I guess H. R. Gieger wasn't drawing genitalia 100% of the time.

You can cite the combination of indifferent biological tautology (that which survives survives) and a slightly-less-than-unbiased value on sapience as a letter of marque to act without regard for the rest of the world and halt social change, but you'd be an idiot for doing it. Evolution is the "how" of our existence, explaining that link between our environment and our biology. It's not the "why" that gives us a cause or even the "what" that explains what we and our society should look like.

Apes have culture and that was about six million years ago, or about 240,000 generations, for us. Since that time, genetic selection in humans has been determined by social factors. That would be a strong case for evolutionarily defined behavioral traits based on prevailing social factors. That requires a belief in a single society serving as a test tube for human biology. One with a poor level of cultural mutability and a homogenous global reach in an age where smoke signals were reserved for showing off blanket technologies and drawing cloudy sky-penises (you know it happened).

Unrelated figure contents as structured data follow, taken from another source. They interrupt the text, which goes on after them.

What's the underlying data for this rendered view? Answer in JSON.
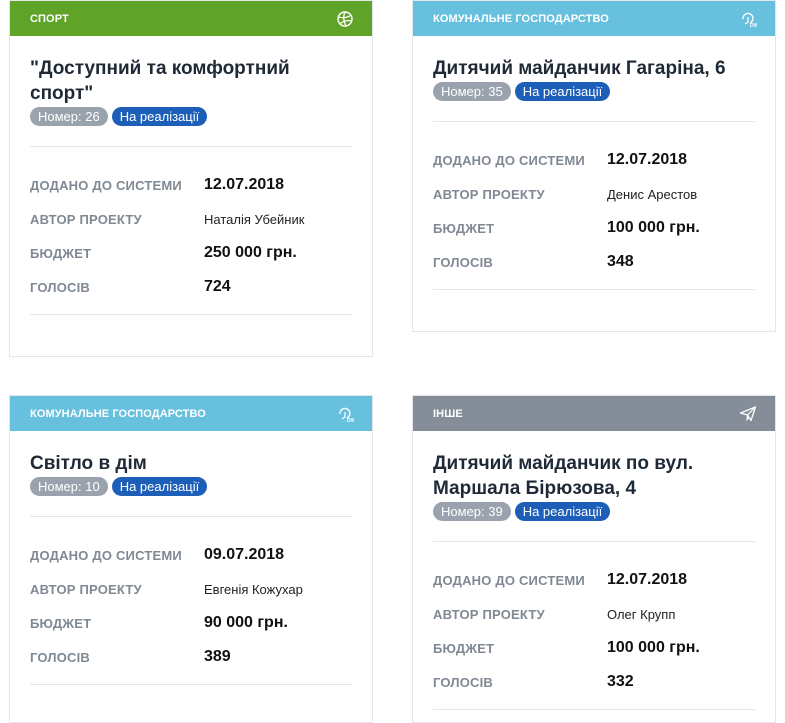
{
  "colors": {
    "sport": "#5fa428",
    "communal": "#67c1de",
    "other": "#858e98",
    "status_badge": "#1d5fb8",
    "number_badge": "#9aa3ad"
  },
  "labels": {
    "added": "ДОДАНО ДО СИСТЕМИ",
    "author": "АВТОР ПРОЕКТУ",
    "budget": "БЮДЖЕТ",
    "votes": "ГОЛОСІВ"
  },
  "projects": [
    {
      "category": "СПОРТ",
      "icon": "volleyball-icon",
      "title": "\"Доступний та комфортний спорт\"",
      "number": "Номер: 26",
      "status": "На реалізації",
      "added": "12.07.2018",
      "author": "Наталія Убейник",
      "budget": "250 000 грн.",
      "votes": "724"
    },
    {
      "category": "КОМУНАЛЬНЕ ГОСПОДАРСТВО",
      "icon": "communal-icon",
      "title": "Дитячий майданчик Гагаріна, 6",
      "number": "Номер: 35",
      "status": "На реалізації",
      "added": "12.07.2018",
      "author": "Денис Арестов",
      "budget": "100 000 грн.",
      "votes": "348"
    },
    {
      "category": "КОМУНАЛЬНЕ ГОСПОДАРСТВО",
      "icon": "communal-icon",
      "title": "Світло в дім",
      "number": "Номер: 10",
      "status": "На реалізації",
      "added": "09.07.2018",
      "author": "Евгенія Кожухар",
      "budget": "90 000 грн.",
      "votes": "389"
    },
    {
      "category": "ІНШЕ",
      "icon": "paper-plane-icon",
      "title": "Дитячий майданчик по вул. Маршала Бірюзова, 4",
      "number": "Номер: 39",
      "status": "На реалізації",
      "added": "12.07.2018",
      "author": "Олег Крупп",
      "budget": "100 000 грн.",
      "votes": "332"
    }
  ]
}
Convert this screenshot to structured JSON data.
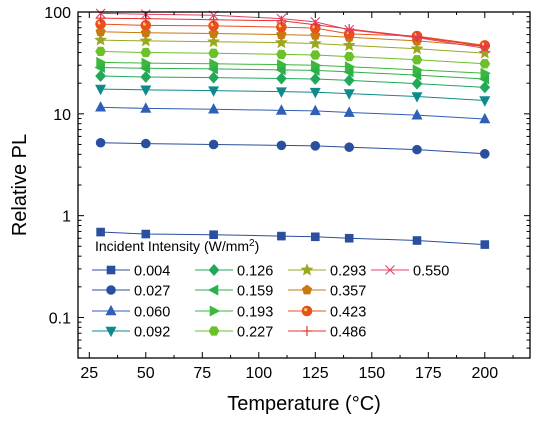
{
  "chart_data": {
    "type": "line",
    "xlabel": "Temperature (°C)",
    "ylabel": "Relative PL",
    "xlim": [
      20,
      220
    ],
    "ylim": [
      0.04,
      100
    ],
    "yscale": "log",
    "grid": false,
    "legend_placement": "bottom-left, inside plot",
    "legend_title": {
      "main": "Incident Intensity (W/mm",
      "sup": "2",
      "close": ")"
    },
    "x": [
      30,
      50,
      80,
      110,
      125,
      140,
      170,
      200
    ],
    "x_ticks": [
      "25",
      "50",
      "75",
      "100",
      "125",
      "150",
      "175",
      "200"
    ],
    "y_ticks": [
      "0.1",
      "1",
      "10",
      "100"
    ],
    "series": [
      {
        "name": "0.004",
        "color": "#2a4f9e",
        "marker": "square",
        "values": [
          0.69,
          0.66,
          0.65,
          0.63,
          0.62,
          0.6,
          0.57,
          0.52
        ]
      },
      {
        "name": "0.027",
        "color": "#2a4f9e",
        "marker": "circle",
        "values": [
          5.2,
          5.1,
          5.0,
          4.9,
          4.85,
          4.7,
          4.45,
          4.05
        ]
      },
      {
        "name": "0.060",
        "color": "#2f5fb6",
        "marker": "triangle-up",
        "values": [
          11.6,
          11.3,
          11.1,
          10.8,
          10.7,
          10.3,
          9.7,
          8.9
        ]
      },
      {
        "name": "0.092",
        "color": "#0f8a8a",
        "marker": "triangle-down",
        "values": [
          17.5,
          17.2,
          16.9,
          16.5,
          16.3,
          15.8,
          14.8,
          13.5
        ]
      },
      {
        "name": "0.126",
        "color": "#22a85a",
        "marker": "diamond",
        "values": [
          23.5,
          23.0,
          22.7,
          22.2,
          22.0,
          21.3,
          19.8,
          18.2
        ]
      },
      {
        "name": "0.159",
        "color": "#2db04a",
        "marker": "triangle-left",
        "values": [
          28.5,
          28.0,
          27.6,
          27.0,
          26.7,
          25.8,
          24.0,
          22.0
        ]
      },
      {
        "name": "0.193",
        "color": "#3cb83c",
        "marker": "triangle-right",
        "values": [
          32.0,
          31.5,
          31.0,
          30.4,
          30.0,
          29.0,
          27.0,
          25.0
        ]
      },
      {
        "name": "0.227",
        "color": "#6cc02a",
        "marker": "hexagon",
        "values": [
          41.0,
          40.0,
          39.3,
          38.4,
          37.8,
          36.5,
          34.0,
          31.0
        ]
      },
      {
        "name": "0.293",
        "color": "#9aa820",
        "marker": "star",
        "values": [
          53.0,
          52.0,
          51.0,
          50.0,
          49.0,
          47.0,
          43.5,
          39.5
        ]
      },
      {
        "name": "0.357",
        "color": "#c87a10",
        "marker": "pentagon",
        "values": [
          64.0,
          62.5,
          61.5,
          60.0,
          59.0,
          56.5,
          52.0,
          46.0
        ]
      },
      {
        "name": "0.423",
        "color": "#e8501c",
        "marker": "sun-circle",
        "values": [
          76.0,
          74.0,
          73.0,
          71.0,
          69.5,
          61.0,
          58.0,
          47.0
        ]
      },
      {
        "name": "0.486",
        "color": "#e83030",
        "marker": "plus",
        "values": [
          87.0,
          86.0,
          84.0,
          82.0,
          75.0,
          68.0,
          57.0,
          46.0
        ]
      },
      {
        "name": "0.550",
        "color": "#e04060",
        "marker": "x",
        "values": [
          97.0,
          95.0,
          93.0,
          86.0,
          80.0,
          67.0,
          56.0,
          44.0
        ]
      }
    ]
  }
}
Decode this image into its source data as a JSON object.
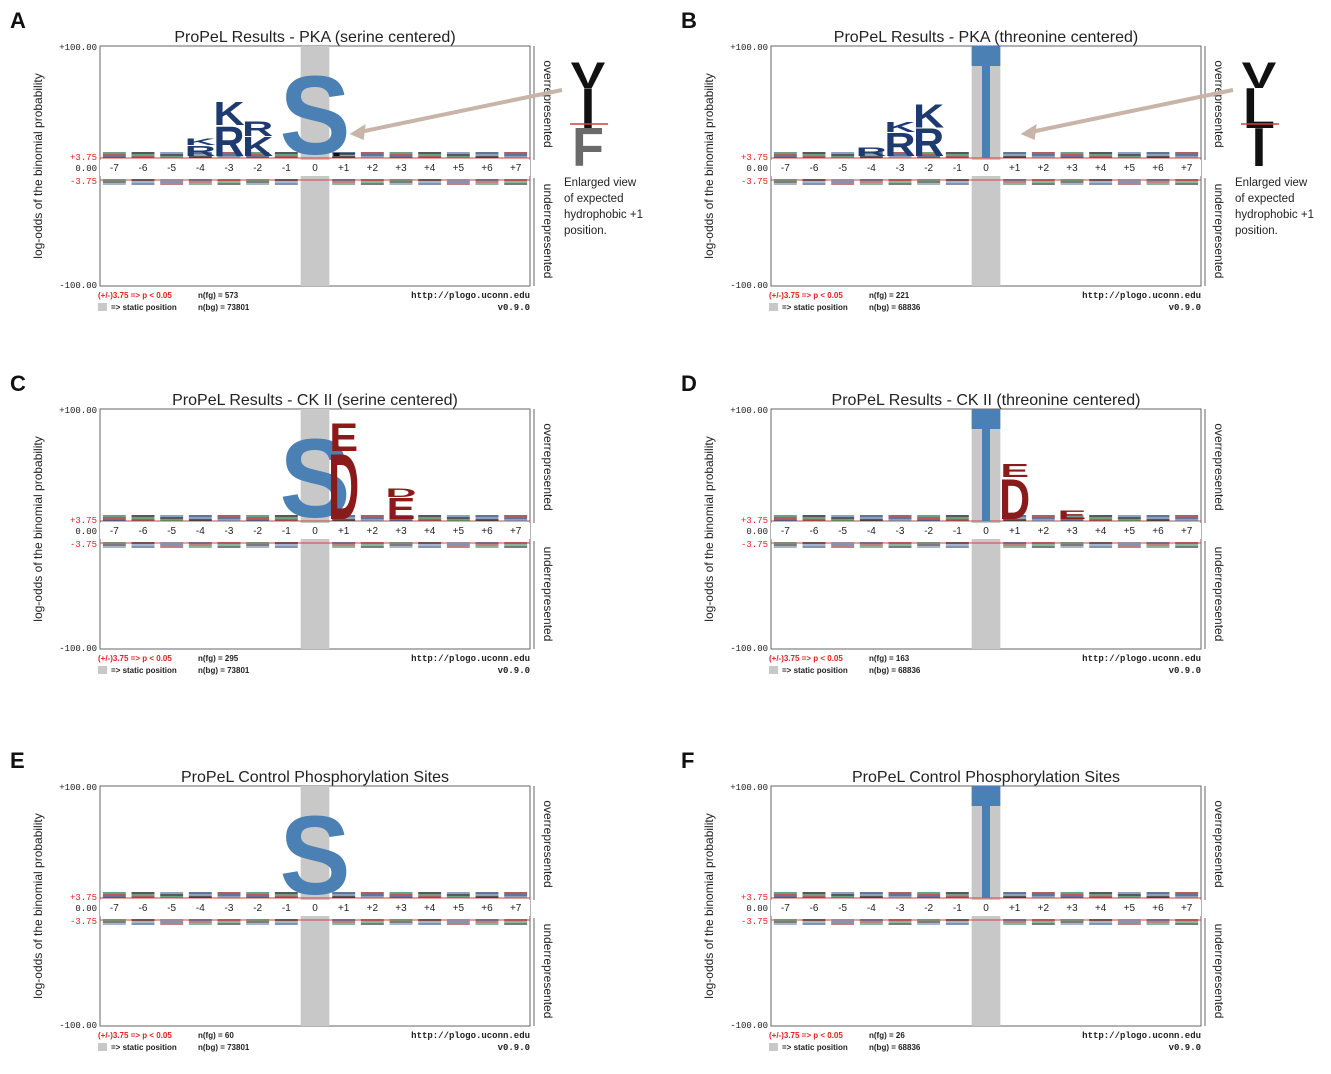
{
  "common": {
    "ylabel": "log-odds of the binomial probability",
    "y_top": "+100.00",
    "y_zero": "0.00",
    "y_bottom": "-100.00",
    "y_sig_pos": "+3.75",
    "y_sig_neg": "-3.75",
    "overrepresented": "overrepresented",
    "underrepresented": "underrepresented",
    "sig_note": "(+/-)3.75 => p < 0.05",
    "static_note": "=> static position",
    "url": "http://plogo.uconn.edu",
    "version": "v0.9.0",
    "positions": [
      "-7",
      "-6",
      "-5",
      "-4",
      "-3",
      "-2",
      "-1",
      "0",
      "+1",
      "+2",
      "+3",
      "+4",
      "+5",
      "+6",
      "+7"
    ],
    "colors": {
      "basic": "#1f3a6e",
      "acidic": "#8b1a1a",
      "hydrophobic": "#111111",
      "polar": "#2a7a4a",
      "fixed_S": "#4a80b4",
      "fixed_T": "#4a80b4",
      "static_bg": "#c8c8c8",
      "threshold": "#d04040",
      "arrow": "#c8b4a8",
      "sig_text": "#e02020"
    }
  },
  "chart_data": [
    {
      "type": "sequence-logo",
      "panel": "A",
      "title": "ProPeL Results - PKA (serine centered)",
      "center": "S",
      "nfg": "n(fg) = 573",
      "nbg": "n(bg) = 73801",
      "ylim": [
        -100,
        100
      ],
      "threshold": 3.75,
      "over": [
        {
          "pos": "-4",
          "letters": [
            {
              "aa": "R",
              "h": 10
            },
            {
              "aa": "K",
              "h": 6
            }
          ]
        },
        {
          "pos": "-3",
          "letters": [
            {
              "aa": "R",
              "h": 28
            },
            {
              "aa": "K",
              "h": 22
            }
          ]
        },
        {
          "pos": "-2",
          "letters": [
            {
              "aa": "K",
              "h": 18
            },
            {
              "aa": "R",
              "h": 14
            }
          ]
        },
        {
          "pos": "+1",
          "letters": [
            {
              "aa": "F",
              "h": 3
            },
            {
              "aa": "I",
              "h": 2
            }
          ]
        }
      ],
      "inset_caption": [
        "Enlarged view",
        "of expected",
        "hydrophobic +1",
        "position."
      ],
      "inset_letters": [
        "F",
        "I",
        "V"
      ]
    },
    {
      "type": "sequence-logo",
      "panel": "B",
      "title": "ProPeL Results - PKA (threonine centered)",
      "center": "T",
      "nfg": "n(fg) = 221",
      "nbg": "n(bg) = 68836",
      "ylim": [
        -100,
        100
      ],
      "threshold": 3.75,
      "over": [
        {
          "pos": "-4",
          "letters": [
            {
              "aa": "R",
              "h": 8
            }
          ]
        },
        {
          "pos": "-3",
          "letters": [
            {
              "aa": "R",
              "h": 22
            },
            {
              "aa": "K",
              "h": 10
            }
          ]
        },
        {
          "pos": "-2",
          "letters": [
            {
              "aa": "R",
              "h": 26
            },
            {
              "aa": "K",
              "h": 22
            }
          ]
        },
        {
          "pos": "+1",
          "letters": [
            {
              "aa": "I",
              "h": 2
            }
          ]
        }
      ],
      "inset_caption": [
        "Enlarged view",
        "of expected",
        "hydrophobic +1",
        "position."
      ],
      "inset_letters": [
        "I",
        "L",
        "V"
      ]
    },
    {
      "type": "sequence-logo",
      "panel": "C",
      "title": "ProPeL Results - CK II (serine centered)",
      "center": "S",
      "nfg": "n(fg) = 295",
      "nbg": "n(bg) = 73801",
      "ylim": [
        -100,
        100
      ],
      "threshold": 3.75,
      "over": [
        {
          "pos": "+1",
          "letters": [
            {
              "aa": "D",
              "h": 62
            },
            {
              "aa": "E",
              "h": 26
            }
          ]
        },
        {
          "pos": "+3",
          "letters": [
            {
              "aa": "E",
              "h": 20
            },
            {
              "aa": "D",
              "h": 8
            }
          ]
        }
      ]
    },
    {
      "type": "sequence-logo",
      "panel": "D",
      "title": "ProPeL Results - CK II (threonine centered)",
      "center": "T",
      "nfg": "n(fg) = 163",
      "nbg": "n(bg) = 68836",
      "ylim": [
        -100,
        100
      ],
      "threshold": 3.75,
      "over": [
        {
          "pos": "+1",
          "letters": [
            {
              "aa": "D",
              "h": 38
            },
            {
              "aa": "E",
              "h": 12
            }
          ]
        },
        {
          "pos": "+3",
          "letters": [
            {
              "aa": "E",
              "h": 8
            }
          ]
        }
      ]
    },
    {
      "type": "sequence-logo",
      "panel": "E",
      "title": "ProPeL Control Phosphorylation Sites",
      "center": "S",
      "nfg": "n(fg) = 60",
      "nbg": "n(bg) = 73801",
      "ylim": [
        -100,
        100
      ],
      "threshold": 3.75,
      "over": []
    },
    {
      "type": "sequence-logo",
      "panel": "F",
      "title": "ProPeL Control Phosphorylation Sites",
      "center": "T",
      "nfg": "n(fg) = 26",
      "nbg": "n(bg) = 68836",
      "ylim": [
        -100,
        100
      ],
      "threshold": 3.75,
      "over": []
    }
  ]
}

A quick look at the variety of human cultures, both across the most recent 4,000 years and a today's global society tells us that this simply isn't so. There is no society which could have had such an enduring and prevailing effect on all human evolution simply because societies are large factor, but they're never enduring.

Natural selection of desirable human genetic traits has been determined by arbitrary social mores, economic opportunities, inherited power, and a dozen other factors not directly tied to genetic expression since recorded time. There are pockets of different genetic expression, obviously, but there is no single direction of social evolution since we became human about 200,000 years ago (8,000 generations).

Anyway, even if we all have ingrained social roles retained since we were kissing cousins with chimps, we'd be doing ourselves a great disservice by shrugging and adopting them out of sheer, idiotic lack of self-determination.